First, read the VCF files into a single Spark DataFrame:
from pyspark.sql.functions import *
df = spark.read.format('vcf').load([path1, path2])
# Alternatively, you can use the "union" DataFrame method if the VCF files have the same schema
df1 = spark.read.format('vcf').load(path1)
df2 = spark.read.format('vcf').load(path2)
df = df1.union(df2)
The resulting DataFrame contains all records from the VCFs you want to merge, but the genotypes from different samples at the same site have not been combined. You can use an aggregation to combine the genotype arrays.
from pyspark.sql.functions import *
merged_df = df.groupBy('contigName', 'start', 'end', 'referenceAllele', 'alternateAlleles')\
.agg(sort_array(flatten(collect_list('genotypes'))).alias('genotypes'))
Important
When reading VCF files for a merge operation, sampleId
must be the first field in the
genotype struct. This is the default Glow schema.
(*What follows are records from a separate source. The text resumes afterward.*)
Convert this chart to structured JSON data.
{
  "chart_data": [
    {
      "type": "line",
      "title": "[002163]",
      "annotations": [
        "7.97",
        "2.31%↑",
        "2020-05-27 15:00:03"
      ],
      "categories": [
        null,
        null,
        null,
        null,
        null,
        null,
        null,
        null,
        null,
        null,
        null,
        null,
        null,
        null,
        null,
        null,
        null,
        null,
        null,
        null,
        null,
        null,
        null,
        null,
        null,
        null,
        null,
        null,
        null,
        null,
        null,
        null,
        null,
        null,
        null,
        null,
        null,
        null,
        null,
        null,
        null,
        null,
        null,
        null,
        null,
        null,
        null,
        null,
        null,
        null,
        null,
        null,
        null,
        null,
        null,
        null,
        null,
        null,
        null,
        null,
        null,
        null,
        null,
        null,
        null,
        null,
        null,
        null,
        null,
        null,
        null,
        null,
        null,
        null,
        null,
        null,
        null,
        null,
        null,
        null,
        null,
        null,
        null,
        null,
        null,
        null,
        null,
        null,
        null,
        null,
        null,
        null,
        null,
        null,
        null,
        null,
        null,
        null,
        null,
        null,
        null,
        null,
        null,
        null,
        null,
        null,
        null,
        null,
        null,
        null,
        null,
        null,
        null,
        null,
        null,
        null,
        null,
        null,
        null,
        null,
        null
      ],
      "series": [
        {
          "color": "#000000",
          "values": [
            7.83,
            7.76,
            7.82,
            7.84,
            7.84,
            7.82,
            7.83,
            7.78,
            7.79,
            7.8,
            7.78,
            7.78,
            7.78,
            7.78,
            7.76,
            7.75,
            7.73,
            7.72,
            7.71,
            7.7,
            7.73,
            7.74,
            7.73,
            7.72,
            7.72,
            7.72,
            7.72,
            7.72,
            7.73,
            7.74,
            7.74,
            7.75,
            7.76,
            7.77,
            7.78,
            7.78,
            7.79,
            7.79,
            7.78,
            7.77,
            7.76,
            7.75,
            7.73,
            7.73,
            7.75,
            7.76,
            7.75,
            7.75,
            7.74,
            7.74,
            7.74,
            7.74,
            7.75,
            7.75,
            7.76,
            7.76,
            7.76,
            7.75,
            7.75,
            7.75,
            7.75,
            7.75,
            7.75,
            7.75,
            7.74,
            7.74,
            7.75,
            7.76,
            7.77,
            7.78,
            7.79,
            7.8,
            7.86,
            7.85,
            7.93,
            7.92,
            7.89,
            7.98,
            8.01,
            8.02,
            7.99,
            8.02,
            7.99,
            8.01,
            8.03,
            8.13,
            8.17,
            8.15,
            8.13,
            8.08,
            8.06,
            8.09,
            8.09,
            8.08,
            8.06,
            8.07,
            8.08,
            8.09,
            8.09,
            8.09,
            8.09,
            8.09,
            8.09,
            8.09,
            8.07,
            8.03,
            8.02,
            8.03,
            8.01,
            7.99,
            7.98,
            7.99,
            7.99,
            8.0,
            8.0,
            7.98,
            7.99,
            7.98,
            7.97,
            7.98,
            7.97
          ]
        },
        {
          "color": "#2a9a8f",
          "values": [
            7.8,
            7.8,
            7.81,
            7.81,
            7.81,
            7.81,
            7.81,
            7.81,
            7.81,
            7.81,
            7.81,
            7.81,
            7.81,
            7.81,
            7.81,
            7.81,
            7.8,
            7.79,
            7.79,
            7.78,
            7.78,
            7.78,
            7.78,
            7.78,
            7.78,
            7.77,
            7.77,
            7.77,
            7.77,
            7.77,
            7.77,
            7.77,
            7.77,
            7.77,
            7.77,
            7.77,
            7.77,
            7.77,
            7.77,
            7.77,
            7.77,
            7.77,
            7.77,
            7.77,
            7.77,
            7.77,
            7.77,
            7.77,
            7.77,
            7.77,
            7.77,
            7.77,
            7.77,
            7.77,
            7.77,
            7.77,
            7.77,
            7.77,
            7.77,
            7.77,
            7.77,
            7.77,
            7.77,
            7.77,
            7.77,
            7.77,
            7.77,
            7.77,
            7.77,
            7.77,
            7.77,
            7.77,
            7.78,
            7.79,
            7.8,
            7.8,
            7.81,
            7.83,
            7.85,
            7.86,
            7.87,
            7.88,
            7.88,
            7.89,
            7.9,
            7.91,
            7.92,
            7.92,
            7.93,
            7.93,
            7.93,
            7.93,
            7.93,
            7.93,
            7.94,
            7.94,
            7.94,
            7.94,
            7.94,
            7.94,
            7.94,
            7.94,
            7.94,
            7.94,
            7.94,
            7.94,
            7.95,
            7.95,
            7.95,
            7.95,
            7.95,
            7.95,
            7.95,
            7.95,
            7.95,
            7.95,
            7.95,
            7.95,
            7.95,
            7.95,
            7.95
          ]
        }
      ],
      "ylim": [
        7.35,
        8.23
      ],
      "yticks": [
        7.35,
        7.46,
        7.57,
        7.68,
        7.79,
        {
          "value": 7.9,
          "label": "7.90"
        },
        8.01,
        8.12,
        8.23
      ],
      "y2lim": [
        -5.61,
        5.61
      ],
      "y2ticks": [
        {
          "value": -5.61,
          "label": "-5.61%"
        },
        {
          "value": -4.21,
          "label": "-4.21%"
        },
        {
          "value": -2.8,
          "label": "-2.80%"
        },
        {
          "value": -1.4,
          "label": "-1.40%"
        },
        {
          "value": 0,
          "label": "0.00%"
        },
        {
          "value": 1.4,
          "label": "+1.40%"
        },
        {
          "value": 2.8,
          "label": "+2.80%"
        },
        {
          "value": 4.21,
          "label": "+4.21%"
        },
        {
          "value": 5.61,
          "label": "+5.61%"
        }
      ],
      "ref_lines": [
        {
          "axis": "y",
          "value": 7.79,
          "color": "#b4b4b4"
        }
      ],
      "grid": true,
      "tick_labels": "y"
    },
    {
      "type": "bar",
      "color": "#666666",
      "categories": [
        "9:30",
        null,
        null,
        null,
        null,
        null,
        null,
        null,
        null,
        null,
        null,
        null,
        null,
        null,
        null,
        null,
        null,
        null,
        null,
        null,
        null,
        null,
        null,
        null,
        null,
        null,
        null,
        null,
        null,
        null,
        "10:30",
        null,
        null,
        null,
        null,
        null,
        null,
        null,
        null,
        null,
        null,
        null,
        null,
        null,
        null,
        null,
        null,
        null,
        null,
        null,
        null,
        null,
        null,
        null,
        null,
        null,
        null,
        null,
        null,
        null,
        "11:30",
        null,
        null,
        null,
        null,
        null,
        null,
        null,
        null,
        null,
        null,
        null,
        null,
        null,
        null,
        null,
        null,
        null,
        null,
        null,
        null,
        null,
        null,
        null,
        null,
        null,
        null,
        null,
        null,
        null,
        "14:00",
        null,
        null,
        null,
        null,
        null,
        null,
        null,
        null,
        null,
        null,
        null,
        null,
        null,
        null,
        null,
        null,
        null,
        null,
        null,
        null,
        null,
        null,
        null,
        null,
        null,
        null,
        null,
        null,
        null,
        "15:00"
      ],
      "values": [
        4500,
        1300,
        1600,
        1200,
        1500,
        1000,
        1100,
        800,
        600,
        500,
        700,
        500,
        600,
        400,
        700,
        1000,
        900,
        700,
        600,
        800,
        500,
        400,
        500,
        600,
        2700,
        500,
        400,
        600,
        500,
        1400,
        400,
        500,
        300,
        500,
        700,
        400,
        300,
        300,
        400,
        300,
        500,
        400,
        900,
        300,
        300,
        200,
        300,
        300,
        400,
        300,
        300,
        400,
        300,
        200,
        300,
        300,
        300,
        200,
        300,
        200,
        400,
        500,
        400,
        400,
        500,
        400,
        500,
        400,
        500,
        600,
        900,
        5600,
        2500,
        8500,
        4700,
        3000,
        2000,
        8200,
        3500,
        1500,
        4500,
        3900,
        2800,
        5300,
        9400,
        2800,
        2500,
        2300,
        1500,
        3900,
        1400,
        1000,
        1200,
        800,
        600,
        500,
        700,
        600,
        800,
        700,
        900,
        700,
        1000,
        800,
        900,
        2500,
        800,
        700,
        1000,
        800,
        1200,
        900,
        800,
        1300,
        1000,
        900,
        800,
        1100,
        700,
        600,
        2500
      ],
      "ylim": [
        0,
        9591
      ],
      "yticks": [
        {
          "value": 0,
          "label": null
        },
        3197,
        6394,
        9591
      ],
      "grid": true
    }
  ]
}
The genotypes from different samples now appear in the same genotypes array.
Note
If the VCFs you are merging contain different sites, elements will be missing from the genotypes
array after aggregation. Glow automatically fills in missing genotypes when writing to
bigvcf
, so an exported VCF will still contain all samples.
Aggregating INFO fields¶
To preserve INFO fields in a merge, you can use the aggregation functions in Spark. For instance, to
emit an INFO_DP
column that is the sum of the INFO_DP
columns across all samples:
from pyspark.sql.functions import *
merged_df = df.groupBy('contigName', 'start', 'end', 'referenceAllele', 'alternateAlleles')\
.agg(sort_array(flatten(collect_list('genotypes'))).alias('genotypes'),
sum('INFO_DP').alias('INFO_DP'))
Joint genotyping¶
The merge logic in this document allows you to quickly aggregate genotyping array data or single sample VCFs. For a more sophisticated aggregation that unifies alleles at overlapping sites and uses cohort-level statistics to refine genotype calls, we recommend running a joint genotyping pipeline like the one included in the Databricks Runtime for Genomics.